Des achats présumés de voix, durant la campagne, ont ajouté à l’adversité, le parti islamiste dénonçant mercredi de « graves irrégularités », dont « la distribution obscène d’argent ». Les résultats soulignent, malgré tout, « un rejet indéniable » du PJD, miné par « une profonde crise de crédibilité », relève Youssef Belal, professeur de sciences politiques à l’université Columbia de New York et auteur de travaux sur l’islamisme marocain. « Le PJD paie aujourd’hui le prix de toutes les couleuvres qu’il a dû avaler durant l’exercice du pouvoir », ajoute M. Belal.

Le parti islamiste avait été appelé par le roi à diriger le gouvernement à l’issue de sa victoire aux élections législatives de la fin 2011 tenues dans la foulée du « Mouvement du 20 février », qui s’était mobilisé contre la « corruption et le despotisme », dans l’effervescence régionale attisée par la révolution tunisienne.

 

Reconduit à la tête du gouvernement après sa nouvelle victoire en 2016, le PJD avait toutefois dû composer avec des partenaires proches du palais, au sein de coalitions lui laissant peu de marge de manœuvre sur les dossiers stratégiques et régaliens. Le très conciliant premier ministre, Saad-Eddine Al-Othmani, qui avait succédé en 2017 au pugnace Abdelilah Benkirane, avait ainsi dû cautionner, en décembre 2020, la normalisation des relations entre le Maroc et Israël.

A rebours du programme de son parti, il avait également été contraint d’accepter le renforcement de la place du français dans l’enseignement public ou la légalisation du cannabis thérapeutique. Toutes ces concessions ont fini par faire plonger le parti dans une « crise identitaire », selon M. Belal, qui annonce la « clôture au Maroc du cycle des “printemps arabes” » en liaison avec l’offensive, en Tunisie, du président Kaïs Saïed contre Ennahda, parti issu de la matrice islamiste.

Nouvelle ère

 

La nouvelle ère qui s’ouvre au Maroc voit donc le grand retour de formations intimement liées au palais. Parti de notables, le RNI avait été créé en 1978 par le premier ministre de l’époque, Ahmed Osman, beau-frère du roi Hassan II, dans le but de structurer une offre électorale contre la gauche, alors très influente.
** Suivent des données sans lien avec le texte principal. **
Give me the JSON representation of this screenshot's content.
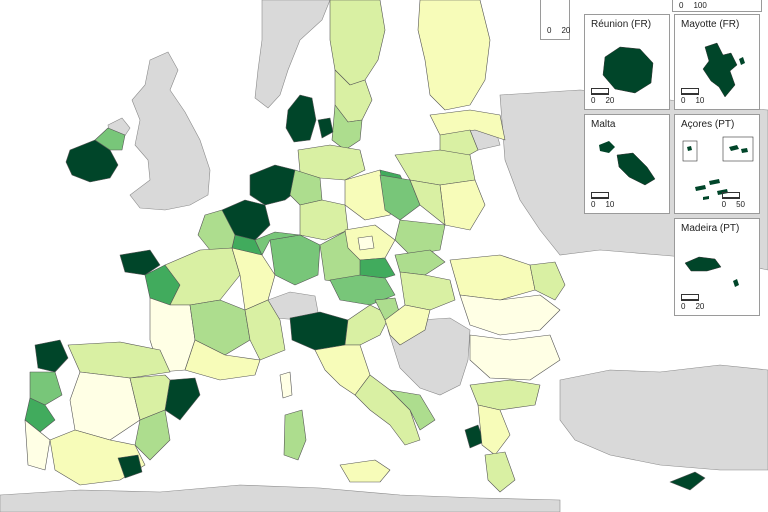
{
  "colors": {
    "sea": "#ffffff",
    "non_eu_land": "#d9d9d9",
    "border": "#666666",
    "class_1": "#ffffe5",
    "class_2": "#f7fcb9",
    "class_3": "#d9f0a3",
    "class_4": "#addd8e",
    "class_5": "#78c679",
    "class_6": "#41ab5d",
    "class_7": "#004529"
  },
  "insets": [
    {
      "id": "top-left",
      "title": "",
      "scale": [
        "0",
        "20"
      ]
    },
    {
      "id": "top-right",
      "title": "",
      "scale": [
        "0",
        "100"
      ]
    },
    {
      "id": "reunion",
      "title": "Réunion (FR)",
      "scale": [
        "0",
        "20"
      ]
    },
    {
      "id": "mayotte",
      "title": "Mayotte (FR)",
      "scale": [
        "0",
        "10"
      ]
    },
    {
      "id": "malta",
      "title": "Malta",
      "scale": [
        "0",
        "10"
      ]
    },
    {
      "id": "acores",
      "title": "Açores (PT)",
      "scale": [
        "0",
        "50"
      ]
    },
    {
      "id": "madeira",
      "title": "Madeira (PT)",
      "scale": [
        "0",
        "20"
      ]
    }
  ]
}
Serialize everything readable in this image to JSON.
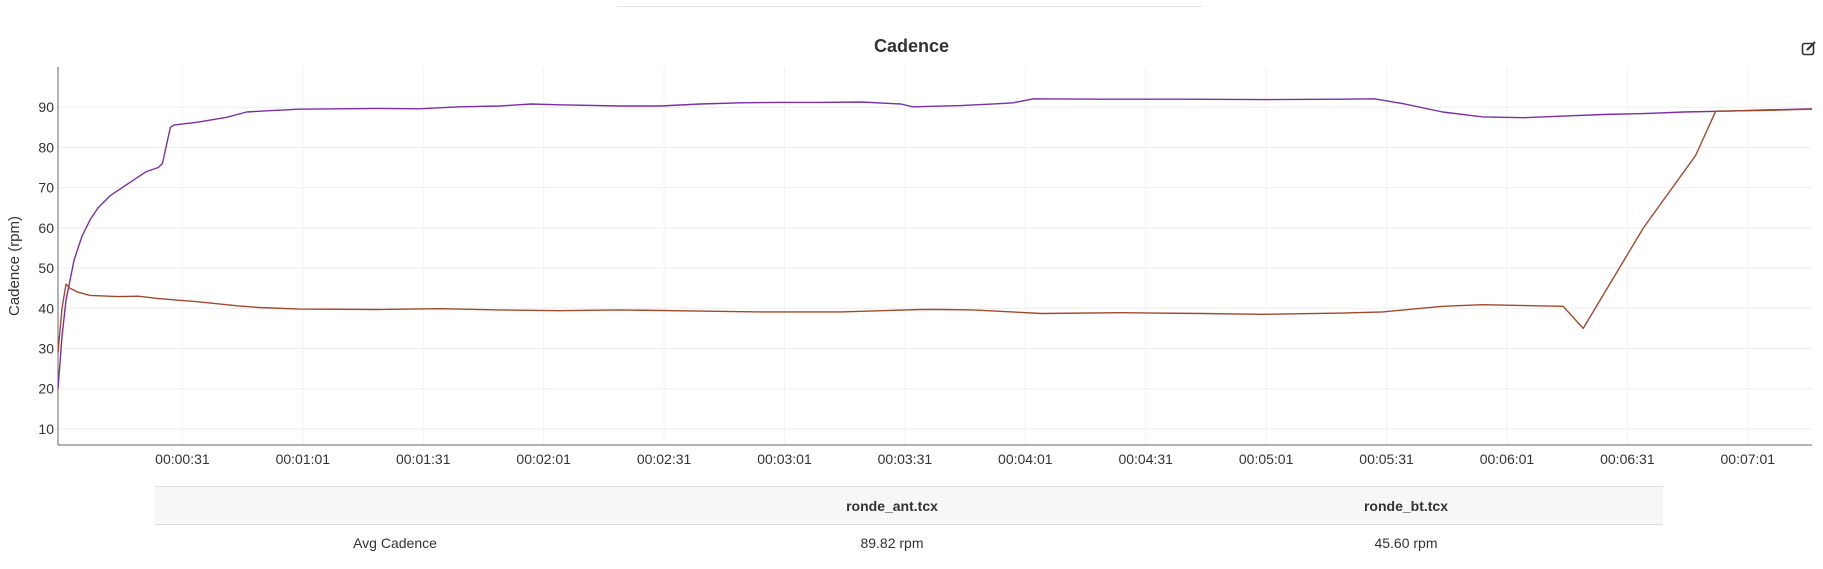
{
  "chart_data": {
    "type": "line",
    "title": "Cadence",
    "ylabel": "Cadence (rpm)",
    "xlabel": "",
    "ylim": [
      6,
      100
    ],
    "yticks": [
      10,
      20,
      30,
      40,
      50,
      60,
      70,
      80,
      90
    ],
    "xlim": [
      0,
      437
    ],
    "xtick_values": [
      31,
      61,
      91,
      121,
      151,
      181,
      211,
      241,
      271,
      301,
      331,
      361,
      391,
      421
    ],
    "xtick_labels": [
      "00:00:31",
      "00:01:01",
      "00:01:31",
      "00:02:01",
      "00:02:31",
      "00:03:01",
      "00:03:31",
      "00:04:01",
      "00:04:31",
      "00:05:01",
      "00:05:31",
      "00:06:01",
      "00:06:31",
      "00:07:01"
    ],
    "grid": true,
    "series": [
      {
        "color": "#7b2fa5",
        "points": [
          [
            0,
            20
          ],
          [
            1,
            33
          ],
          [
            2,
            42
          ],
          [
            4,
            52
          ],
          [
            6,
            58
          ],
          [
            8,
            62
          ],
          [
            10,
            65
          ],
          [
            13,
            68
          ],
          [
            16,
            70
          ],
          [
            19,
            72
          ],
          [
            22,
            74
          ],
          [
            25,
            75
          ],
          [
            26,
            76
          ],
          [
            28,
            85
          ],
          [
            29,
            85.6
          ],
          [
            35,
            86.3
          ],
          [
            42,
            87.5
          ],
          [
            47,
            88.8
          ],
          [
            52,
            89.1
          ],
          [
            60,
            89.5
          ],
          [
            70,
            89.6
          ],
          [
            80,
            89.7
          ],
          [
            90,
            89.6
          ],
          [
            100,
            90.1
          ],
          [
            110,
            90.3
          ],
          [
            118,
            90.8
          ],
          [
            125,
            90.6
          ],
          [
            140,
            90.3
          ],
          [
            150,
            90.3
          ],
          [
            160,
            90.8
          ],
          [
            170,
            91.1
          ],
          [
            180,
            91.2
          ],
          [
            190,
            91.2
          ],
          [
            200,
            91.3
          ],
          [
            210,
            90.8
          ],
          [
            213,
            90.1
          ],
          [
            225,
            90.4
          ],
          [
            235,
            90.9
          ],
          [
            238,
            91.1
          ],
          [
            243,
            92.1
          ],
          [
            260,
            92.0
          ],
          [
            280,
            92.0
          ],
          [
            300,
            91.9
          ],
          [
            320,
            92.0
          ],
          [
            328,
            92.1
          ],
          [
            335,
            90.9
          ],
          [
            345,
            88.8
          ],
          [
            355,
            87.6
          ],
          [
            365,
            87.4
          ],
          [
            375,
            87.8
          ],
          [
            385,
            88.2
          ],
          [
            395,
            88.4
          ],
          [
            405,
            88.8
          ],
          [
            415,
            89.0
          ],
          [
            425,
            89.3
          ],
          [
            437,
            89.6
          ]
        ]
      },
      {
        "color": "#a2492d",
        "points": [
          [
            0,
            29
          ],
          [
            1,
            40
          ],
          [
            2,
            46
          ],
          [
            3,
            45
          ],
          [
            5,
            44
          ],
          [
            8,
            43.2
          ],
          [
            15,
            42.9
          ],
          [
            20,
            43
          ],
          [
            25,
            42.4
          ],
          [
            35,
            41.6
          ],
          [
            45,
            40.6
          ],
          [
            50,
            40.2
          ],
          [
            60,
            39.8
          ],
          [
            80,
            39.7
          ],
          [
            95,
            39.9
          ],
          [
            110,
            39.6
          ],
          [
            125,
            39.4
          ],
          [
            140,
            39.6
          ],
          [
            160,
            39.3
          ],
          [
            175,
            39.1
          ],
          [
            195,
            39.1
          ],
          [
            215,
            39.7
          ],
          [
            220,
            39.7
          ],
          [
            228,
            39.6
          ],
          [
            245,
            38.7
          ],
          [
            265,
            38.9
          ],
          [
            285,
            38.7
          ],
          [
            300,
            38.5
          ],
          [
            320,
            38.8
          ],
          [
            330,
            39.1
          ],
          [
            345,
            40.5
          ],
          [
            355,
            40.9
          ],
          [
            375,
            40.5
          ],
          [
            380,
            35
          ],
          [
            395,
            60
          ],
          [
            408,
            78
          ],
          [
            413,
            89
          ],
          [
            425,
            89.2
          ],
          [
            437,
            89.5
          ]
        ]
      }
    ]
  },
  "summary_table": {
    "headers": [
      "",
      "ronde_ant.tcx",
      "ronde_bt.tcx"
    ],
    "rows": [
      [
        "Avg Cadence",
        "89.82 rpm",
        "45.60 rpm"
      ]
    ]
  },
  "icons": {
    "edit": "edit-icon"
  }
}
Au lendemain du « Mouvement du 20 février » de 2011, le RNI et le PAM – fondé par un conseiller du roi – étaient censés jouer le même rôle face à un PJD en pleine ascension. La mise sur orbite, en 2016, à la tête du RNI d’Aziz Akhannouch (60 ans), ministre de l’agriculture et de la pêche sans discontinuer depuis 2007, n’avait ainsi pas d’autre objectif que de préparer la future alternative au PJD.

Héritier d’une fortune familiale bâtie sur la distribution des hydrocarbures – il est le patron des stations d’essence Afriquia –, M. Akhannouch avait dû batailler pour contrer les soupçons d’ententes illicites faussant la concurrence dans ce secteur. « L’ironie est que le mélange entre le pouvoir politique et le monde de l’argent, qui avait été dénoncé par le “mouvement du 20 février”, se retrouve maintenant à la tête du gouvernement », souligne M. Belal.